Berg thrives on interacting with others and claims that he has always been a people person.  “It’s people, people, people for me, you know. That’s what I have fun with,” he says. Berg likes to believe he is a positive influence and says that he aims to always leave the person he is interacting with smiling. Berg is rarely seen with a frown on his face, “He is very positive,” says Lauren Pershner, who was practically raised in the Ski Shop, “he makes other people want to smile and have a good time.”

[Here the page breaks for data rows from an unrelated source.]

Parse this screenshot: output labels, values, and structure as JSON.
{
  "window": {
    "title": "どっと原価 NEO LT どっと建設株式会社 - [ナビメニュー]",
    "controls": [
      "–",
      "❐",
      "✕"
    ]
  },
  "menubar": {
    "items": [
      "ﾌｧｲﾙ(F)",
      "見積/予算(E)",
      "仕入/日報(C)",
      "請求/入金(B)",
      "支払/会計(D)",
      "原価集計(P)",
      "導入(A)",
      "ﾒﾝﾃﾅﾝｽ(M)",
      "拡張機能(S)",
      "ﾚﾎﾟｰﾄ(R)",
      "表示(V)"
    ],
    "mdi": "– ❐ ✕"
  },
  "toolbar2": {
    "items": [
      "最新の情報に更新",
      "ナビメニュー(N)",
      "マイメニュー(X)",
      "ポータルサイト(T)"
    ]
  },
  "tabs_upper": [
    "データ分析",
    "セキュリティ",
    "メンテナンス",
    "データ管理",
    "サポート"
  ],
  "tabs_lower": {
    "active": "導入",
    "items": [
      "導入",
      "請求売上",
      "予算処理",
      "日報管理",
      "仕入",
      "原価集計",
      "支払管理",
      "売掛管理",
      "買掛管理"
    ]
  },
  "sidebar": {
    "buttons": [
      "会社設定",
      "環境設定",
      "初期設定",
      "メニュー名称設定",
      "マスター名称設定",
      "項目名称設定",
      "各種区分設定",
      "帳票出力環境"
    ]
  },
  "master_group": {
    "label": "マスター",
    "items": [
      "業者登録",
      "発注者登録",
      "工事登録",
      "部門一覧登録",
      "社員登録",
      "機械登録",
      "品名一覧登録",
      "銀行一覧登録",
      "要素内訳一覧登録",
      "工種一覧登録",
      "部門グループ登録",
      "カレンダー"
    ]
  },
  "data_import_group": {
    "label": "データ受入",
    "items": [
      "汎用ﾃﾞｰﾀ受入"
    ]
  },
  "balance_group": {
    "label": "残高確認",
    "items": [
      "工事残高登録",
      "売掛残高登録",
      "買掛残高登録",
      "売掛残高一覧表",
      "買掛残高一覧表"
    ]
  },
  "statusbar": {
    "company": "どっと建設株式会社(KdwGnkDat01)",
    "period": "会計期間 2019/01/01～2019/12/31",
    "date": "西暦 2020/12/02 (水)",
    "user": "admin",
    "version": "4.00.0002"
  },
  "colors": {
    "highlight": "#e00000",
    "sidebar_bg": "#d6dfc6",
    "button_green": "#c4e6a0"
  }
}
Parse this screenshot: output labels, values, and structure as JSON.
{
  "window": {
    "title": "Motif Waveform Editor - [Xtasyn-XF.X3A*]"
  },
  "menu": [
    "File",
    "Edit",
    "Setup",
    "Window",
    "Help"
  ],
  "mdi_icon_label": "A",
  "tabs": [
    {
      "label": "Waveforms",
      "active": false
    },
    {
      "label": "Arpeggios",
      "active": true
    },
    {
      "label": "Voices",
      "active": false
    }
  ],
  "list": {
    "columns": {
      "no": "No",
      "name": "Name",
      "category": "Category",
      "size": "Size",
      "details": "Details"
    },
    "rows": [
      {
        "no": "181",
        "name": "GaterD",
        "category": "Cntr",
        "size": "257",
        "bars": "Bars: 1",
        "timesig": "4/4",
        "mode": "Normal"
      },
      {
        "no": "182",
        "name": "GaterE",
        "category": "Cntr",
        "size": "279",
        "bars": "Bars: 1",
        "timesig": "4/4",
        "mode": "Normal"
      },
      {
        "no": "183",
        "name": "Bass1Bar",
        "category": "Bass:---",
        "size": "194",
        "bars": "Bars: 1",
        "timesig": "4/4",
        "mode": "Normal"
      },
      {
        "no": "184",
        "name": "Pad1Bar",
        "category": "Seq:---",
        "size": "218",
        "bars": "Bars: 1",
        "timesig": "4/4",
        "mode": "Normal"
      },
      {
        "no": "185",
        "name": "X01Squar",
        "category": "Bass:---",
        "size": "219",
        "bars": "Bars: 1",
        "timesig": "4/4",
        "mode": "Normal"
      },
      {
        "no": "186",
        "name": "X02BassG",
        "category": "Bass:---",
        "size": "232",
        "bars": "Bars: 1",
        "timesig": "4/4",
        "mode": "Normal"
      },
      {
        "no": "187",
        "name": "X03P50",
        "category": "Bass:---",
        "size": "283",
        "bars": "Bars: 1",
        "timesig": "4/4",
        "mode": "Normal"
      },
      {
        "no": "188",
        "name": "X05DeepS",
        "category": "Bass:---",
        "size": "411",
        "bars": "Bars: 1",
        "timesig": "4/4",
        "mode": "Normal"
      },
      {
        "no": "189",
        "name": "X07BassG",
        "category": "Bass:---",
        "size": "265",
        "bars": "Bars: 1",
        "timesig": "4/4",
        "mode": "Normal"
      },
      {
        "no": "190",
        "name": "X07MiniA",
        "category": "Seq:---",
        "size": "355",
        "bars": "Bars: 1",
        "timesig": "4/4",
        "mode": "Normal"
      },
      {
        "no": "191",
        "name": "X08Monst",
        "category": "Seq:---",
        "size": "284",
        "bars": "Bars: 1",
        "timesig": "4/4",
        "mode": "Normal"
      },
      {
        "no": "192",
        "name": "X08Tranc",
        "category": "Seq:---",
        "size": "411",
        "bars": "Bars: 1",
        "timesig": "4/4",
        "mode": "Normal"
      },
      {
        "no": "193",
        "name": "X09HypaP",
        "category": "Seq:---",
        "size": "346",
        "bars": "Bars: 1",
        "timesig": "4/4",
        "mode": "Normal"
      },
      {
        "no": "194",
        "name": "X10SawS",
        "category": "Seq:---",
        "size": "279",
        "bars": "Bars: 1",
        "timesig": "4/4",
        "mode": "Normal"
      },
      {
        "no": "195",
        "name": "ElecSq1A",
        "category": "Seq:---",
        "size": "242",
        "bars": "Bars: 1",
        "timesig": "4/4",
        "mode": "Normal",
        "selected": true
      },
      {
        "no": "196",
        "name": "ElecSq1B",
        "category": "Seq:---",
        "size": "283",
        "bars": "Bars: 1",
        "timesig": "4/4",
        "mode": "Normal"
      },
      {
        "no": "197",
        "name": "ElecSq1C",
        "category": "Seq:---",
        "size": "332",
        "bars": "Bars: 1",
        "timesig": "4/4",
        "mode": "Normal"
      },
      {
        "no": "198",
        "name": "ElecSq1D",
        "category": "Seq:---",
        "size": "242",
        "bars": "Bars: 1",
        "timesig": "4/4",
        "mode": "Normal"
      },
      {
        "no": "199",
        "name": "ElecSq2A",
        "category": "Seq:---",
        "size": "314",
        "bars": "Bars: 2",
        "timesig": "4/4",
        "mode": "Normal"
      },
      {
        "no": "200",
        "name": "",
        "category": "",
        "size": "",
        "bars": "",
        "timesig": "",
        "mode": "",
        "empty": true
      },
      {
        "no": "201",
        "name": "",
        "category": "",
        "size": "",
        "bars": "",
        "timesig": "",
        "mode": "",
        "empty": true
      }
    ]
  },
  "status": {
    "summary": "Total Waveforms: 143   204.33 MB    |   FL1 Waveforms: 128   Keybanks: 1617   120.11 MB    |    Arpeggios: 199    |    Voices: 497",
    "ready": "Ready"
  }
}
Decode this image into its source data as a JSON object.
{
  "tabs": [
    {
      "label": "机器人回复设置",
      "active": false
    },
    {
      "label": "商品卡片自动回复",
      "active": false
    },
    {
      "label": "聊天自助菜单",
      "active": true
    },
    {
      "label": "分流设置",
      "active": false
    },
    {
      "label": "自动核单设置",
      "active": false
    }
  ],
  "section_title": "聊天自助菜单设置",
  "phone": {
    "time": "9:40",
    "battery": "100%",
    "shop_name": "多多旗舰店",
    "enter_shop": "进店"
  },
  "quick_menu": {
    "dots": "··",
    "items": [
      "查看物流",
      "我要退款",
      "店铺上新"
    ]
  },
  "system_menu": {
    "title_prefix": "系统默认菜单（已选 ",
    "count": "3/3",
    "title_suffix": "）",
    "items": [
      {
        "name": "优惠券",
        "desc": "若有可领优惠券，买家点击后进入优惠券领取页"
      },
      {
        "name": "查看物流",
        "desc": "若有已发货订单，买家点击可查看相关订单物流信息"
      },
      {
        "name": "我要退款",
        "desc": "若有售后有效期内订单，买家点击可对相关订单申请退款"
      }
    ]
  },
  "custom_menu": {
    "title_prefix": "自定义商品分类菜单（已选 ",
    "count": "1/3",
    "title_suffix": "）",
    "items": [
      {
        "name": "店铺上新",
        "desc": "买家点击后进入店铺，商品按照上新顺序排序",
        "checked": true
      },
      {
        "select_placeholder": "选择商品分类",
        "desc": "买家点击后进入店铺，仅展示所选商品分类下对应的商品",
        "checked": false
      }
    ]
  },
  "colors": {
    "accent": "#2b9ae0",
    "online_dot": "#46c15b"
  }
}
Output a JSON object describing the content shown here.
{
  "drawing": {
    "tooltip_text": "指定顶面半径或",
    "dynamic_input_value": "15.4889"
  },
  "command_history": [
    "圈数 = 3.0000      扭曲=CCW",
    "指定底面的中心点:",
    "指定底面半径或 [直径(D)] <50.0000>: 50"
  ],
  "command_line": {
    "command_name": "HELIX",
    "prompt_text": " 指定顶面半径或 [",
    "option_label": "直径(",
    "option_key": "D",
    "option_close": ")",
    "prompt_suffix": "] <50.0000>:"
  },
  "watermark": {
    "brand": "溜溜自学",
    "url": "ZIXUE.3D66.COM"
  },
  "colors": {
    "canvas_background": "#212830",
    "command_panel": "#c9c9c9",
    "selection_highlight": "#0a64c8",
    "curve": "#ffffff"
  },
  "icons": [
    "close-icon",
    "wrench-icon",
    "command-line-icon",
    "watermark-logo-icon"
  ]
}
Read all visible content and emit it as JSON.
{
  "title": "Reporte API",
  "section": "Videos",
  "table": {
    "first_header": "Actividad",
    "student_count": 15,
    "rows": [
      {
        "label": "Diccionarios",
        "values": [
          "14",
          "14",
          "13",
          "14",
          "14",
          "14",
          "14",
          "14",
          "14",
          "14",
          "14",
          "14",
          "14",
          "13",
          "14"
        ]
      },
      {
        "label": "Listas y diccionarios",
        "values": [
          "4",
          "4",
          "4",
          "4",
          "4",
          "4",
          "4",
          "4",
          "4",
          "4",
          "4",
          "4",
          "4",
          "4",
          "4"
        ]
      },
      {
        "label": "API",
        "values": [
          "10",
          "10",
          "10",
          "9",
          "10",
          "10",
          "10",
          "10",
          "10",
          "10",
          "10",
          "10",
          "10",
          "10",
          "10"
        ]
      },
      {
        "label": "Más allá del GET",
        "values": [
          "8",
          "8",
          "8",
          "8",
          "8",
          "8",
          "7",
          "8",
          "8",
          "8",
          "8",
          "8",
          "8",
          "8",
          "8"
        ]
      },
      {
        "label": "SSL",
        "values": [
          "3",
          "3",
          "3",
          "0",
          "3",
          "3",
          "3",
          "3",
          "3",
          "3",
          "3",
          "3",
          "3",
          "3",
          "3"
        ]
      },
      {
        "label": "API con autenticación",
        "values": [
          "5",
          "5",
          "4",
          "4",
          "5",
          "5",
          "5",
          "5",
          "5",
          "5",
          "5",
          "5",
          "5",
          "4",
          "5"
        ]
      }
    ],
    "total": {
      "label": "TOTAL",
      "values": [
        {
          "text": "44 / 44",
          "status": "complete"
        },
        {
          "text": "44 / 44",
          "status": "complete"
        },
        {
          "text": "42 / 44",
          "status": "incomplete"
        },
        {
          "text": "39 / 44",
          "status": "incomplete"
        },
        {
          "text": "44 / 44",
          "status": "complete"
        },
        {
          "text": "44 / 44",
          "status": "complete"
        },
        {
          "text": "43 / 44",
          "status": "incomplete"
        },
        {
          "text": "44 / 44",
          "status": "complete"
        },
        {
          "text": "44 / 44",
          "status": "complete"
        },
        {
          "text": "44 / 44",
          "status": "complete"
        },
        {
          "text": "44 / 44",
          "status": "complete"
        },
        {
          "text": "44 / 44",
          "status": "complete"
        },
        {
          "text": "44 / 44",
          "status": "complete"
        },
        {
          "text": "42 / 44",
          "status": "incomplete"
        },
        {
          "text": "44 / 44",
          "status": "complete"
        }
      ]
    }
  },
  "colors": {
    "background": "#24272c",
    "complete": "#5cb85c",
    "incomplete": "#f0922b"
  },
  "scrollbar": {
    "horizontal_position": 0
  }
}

Berg has a few philosophies he lives by, but they all are similar in the fact that they involve improving others’ days. “Treat others how you want to be treated,” he says. And he tries to live up to this in every interaction he has. This philosophy ties in with his other, “Make someone’s life better.” He believes that sometimes it is best to just listen and sometimes people just need to speak for the sake of getting it off his or her chest.

Berg plays many roles in the Eugene community and many of those he does with little or no credit, but that doesn’t stop him from doing them. “He’s the guy who does the little things in the community,” says Vandervelde.

It is 7:25 a.m. and the “Man About Town” is off the air but his message resides with his listeners. Just like his radio personnel, Berg sneaks in, betters the community, and then disappears; all the while leaving things better than they once were.